Class action act didn’t alter removal rule

A familiar story in troubled economic times has produced a new ruling concerning federal civil procedure from the Sixth Circuit.

A Kentucky couple bought a house with a loan issued by America’ Wholesale Lender, secured by a mortgage with Mortgage Electronic Registration Systems (MERS). Later, the couple defaulted on the mortgage. Countrywide Home Loans foreclosed in state court, claiming MERS assigned the mortgage.

The couple filed a counterclaim against Countrywide, arguing that MERS never had a valid mortgage. Countrywide said the counterclaim was deficient because MERS wasn’t joined as a necessary party.

The couple then filed a third-party class action complaint against MERS. MERS, said the couple, was nothing more than an electronic data base for keeping track of mortgages and did not hold a valid mortgage, having failed to follow Kentucky’s registration procedures.

Here’s where the fresh twist to things begins.

MERS, as a third-party defendant, removed the case to federal district court. Normally, third-party defendants can’t do that. First Nat’l Bank of Pulaski v. Curry, 301 F.3d 456, 461 (6th Cir. 2002).

The Kentucky couple, citing Pulaski and 28 U.S.C. § 1441(a), moved to remand their case to state court.

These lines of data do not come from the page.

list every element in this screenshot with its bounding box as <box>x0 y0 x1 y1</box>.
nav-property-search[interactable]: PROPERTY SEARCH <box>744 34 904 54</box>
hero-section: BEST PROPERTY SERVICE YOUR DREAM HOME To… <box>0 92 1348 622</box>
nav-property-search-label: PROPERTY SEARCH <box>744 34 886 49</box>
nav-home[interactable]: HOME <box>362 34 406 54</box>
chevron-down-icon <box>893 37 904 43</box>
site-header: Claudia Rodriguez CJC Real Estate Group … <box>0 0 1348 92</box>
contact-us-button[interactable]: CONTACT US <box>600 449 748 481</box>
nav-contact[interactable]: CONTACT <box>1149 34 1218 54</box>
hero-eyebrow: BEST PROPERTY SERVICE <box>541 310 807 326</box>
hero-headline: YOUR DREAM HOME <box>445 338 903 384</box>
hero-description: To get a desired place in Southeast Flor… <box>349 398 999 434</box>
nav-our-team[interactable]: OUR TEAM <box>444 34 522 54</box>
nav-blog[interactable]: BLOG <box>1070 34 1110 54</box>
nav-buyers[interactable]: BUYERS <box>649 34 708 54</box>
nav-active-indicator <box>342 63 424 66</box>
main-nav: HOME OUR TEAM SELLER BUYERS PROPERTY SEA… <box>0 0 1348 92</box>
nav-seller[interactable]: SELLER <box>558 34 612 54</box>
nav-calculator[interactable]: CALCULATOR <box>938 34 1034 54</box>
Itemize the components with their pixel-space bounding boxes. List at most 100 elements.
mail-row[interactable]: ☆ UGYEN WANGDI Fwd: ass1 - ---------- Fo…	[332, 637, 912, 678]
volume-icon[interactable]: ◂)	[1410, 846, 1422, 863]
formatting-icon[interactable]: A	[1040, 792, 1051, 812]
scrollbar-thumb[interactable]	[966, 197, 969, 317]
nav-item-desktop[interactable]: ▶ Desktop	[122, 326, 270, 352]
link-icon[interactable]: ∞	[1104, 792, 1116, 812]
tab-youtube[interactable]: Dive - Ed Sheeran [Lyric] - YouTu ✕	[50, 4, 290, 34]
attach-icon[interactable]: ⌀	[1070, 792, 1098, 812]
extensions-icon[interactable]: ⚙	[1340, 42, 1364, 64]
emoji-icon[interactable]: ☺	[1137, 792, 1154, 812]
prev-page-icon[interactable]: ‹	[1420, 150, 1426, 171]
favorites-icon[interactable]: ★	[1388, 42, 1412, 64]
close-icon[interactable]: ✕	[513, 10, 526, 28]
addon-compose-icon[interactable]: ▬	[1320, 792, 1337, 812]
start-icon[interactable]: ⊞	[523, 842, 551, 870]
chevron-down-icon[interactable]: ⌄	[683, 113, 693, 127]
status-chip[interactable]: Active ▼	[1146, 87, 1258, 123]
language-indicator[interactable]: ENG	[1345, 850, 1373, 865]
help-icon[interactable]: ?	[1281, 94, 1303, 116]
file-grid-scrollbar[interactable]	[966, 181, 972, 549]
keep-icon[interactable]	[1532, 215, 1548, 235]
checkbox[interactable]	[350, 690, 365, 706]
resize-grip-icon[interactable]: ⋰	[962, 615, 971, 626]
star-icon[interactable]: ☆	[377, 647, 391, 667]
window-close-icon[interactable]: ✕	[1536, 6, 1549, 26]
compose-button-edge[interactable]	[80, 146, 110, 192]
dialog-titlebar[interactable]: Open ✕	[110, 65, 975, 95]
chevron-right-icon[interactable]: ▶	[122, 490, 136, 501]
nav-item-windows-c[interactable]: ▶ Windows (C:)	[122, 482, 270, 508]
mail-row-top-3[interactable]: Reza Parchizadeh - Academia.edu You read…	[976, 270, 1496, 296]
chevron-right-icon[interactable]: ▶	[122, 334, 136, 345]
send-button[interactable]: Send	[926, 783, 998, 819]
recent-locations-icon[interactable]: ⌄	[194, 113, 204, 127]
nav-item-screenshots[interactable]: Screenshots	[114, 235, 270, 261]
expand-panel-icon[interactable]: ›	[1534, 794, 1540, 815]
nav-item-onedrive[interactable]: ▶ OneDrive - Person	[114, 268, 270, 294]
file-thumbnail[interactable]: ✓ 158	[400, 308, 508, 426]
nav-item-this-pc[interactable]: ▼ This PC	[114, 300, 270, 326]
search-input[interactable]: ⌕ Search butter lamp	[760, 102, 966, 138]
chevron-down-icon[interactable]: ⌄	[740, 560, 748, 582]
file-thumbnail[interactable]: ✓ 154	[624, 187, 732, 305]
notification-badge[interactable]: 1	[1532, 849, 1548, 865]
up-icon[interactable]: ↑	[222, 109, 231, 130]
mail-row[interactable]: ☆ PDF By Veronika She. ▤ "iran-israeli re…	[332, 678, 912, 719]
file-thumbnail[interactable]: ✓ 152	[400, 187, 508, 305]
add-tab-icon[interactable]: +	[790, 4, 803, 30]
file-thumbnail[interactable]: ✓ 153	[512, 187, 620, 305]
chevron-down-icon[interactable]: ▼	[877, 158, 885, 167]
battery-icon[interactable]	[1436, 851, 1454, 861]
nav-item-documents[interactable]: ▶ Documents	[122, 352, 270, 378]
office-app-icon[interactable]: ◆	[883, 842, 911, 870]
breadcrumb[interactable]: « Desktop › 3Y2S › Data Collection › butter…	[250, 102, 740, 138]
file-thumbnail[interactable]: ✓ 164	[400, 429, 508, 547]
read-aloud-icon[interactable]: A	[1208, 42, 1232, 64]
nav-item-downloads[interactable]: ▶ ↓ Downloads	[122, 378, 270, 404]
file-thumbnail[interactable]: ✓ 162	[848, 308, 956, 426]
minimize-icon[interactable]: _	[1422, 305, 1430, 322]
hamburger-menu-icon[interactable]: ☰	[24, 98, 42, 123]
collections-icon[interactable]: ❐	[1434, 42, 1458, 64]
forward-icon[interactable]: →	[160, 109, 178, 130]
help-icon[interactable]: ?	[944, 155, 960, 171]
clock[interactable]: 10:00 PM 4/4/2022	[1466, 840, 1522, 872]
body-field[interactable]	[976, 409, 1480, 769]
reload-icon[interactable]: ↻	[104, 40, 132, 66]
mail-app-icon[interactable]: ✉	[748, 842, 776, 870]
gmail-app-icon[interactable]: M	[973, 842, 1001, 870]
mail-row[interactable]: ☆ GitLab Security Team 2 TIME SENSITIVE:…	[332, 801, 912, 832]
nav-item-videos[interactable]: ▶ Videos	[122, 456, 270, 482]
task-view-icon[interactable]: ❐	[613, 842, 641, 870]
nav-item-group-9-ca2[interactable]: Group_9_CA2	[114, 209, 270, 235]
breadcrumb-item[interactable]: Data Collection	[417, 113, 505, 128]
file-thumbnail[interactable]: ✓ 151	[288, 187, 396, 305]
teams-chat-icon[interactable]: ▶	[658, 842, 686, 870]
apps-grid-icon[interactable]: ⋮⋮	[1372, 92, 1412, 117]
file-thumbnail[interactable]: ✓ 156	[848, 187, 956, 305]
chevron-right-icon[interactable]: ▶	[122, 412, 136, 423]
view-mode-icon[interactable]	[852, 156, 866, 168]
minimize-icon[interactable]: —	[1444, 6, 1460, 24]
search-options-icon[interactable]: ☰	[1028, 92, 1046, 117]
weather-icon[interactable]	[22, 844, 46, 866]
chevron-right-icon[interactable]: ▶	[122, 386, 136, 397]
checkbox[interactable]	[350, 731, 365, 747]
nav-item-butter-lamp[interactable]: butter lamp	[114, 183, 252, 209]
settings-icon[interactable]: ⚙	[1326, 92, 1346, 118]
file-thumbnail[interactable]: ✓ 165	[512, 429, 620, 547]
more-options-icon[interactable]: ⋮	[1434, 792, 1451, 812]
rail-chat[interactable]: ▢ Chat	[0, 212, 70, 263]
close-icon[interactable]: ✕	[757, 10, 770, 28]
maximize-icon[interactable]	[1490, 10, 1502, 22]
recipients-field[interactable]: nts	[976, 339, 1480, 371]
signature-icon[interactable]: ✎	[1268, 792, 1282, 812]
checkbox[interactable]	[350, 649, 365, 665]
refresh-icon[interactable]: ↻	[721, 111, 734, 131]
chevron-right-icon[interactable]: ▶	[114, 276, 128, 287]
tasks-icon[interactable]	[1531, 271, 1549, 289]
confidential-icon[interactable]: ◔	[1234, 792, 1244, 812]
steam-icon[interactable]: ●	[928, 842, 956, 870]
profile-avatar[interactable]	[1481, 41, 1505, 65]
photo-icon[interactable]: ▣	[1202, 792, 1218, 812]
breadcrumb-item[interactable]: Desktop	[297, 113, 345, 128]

This time it’s different, MERS argued.

[MERS] sought removal of the action based on 28 U.S.C. § 1453(b). The [Class Action Fairness Act of 2005] provides that a district court has jurisdiction in a civil action where there is diversity of citizenship; the amount in controversy exceeds $5 million; and the proposed class includes at least one hundred members. …

[MERS argued] that under section 1453(b), a qualifying class action “may be removed by any defendant without the consent of all defendants.”

You’re reading the statute way too broadly, the Sixth Circuit ruled.

[MERS] attempts to distinguish Pulaski by arguing that section 1453(b), which includes the term “any defendant,” has expanded the right of removal in Class Action Fairness Act cases.

But that language is used in a specific context — it is part of a larger clause providing that an appropriate action “may be removed by any defendant without the consent of all defendants.” Contrary to [MERS’] position, the provision simply modifies the rule that all defendants must consent to the removal.

What the Class Action Fairness Act doesn’t do is extend removal opportunities to third-party defendants, the Sixth Circuit concluded.

The case is In re Mortgage Electronic Registration Systems.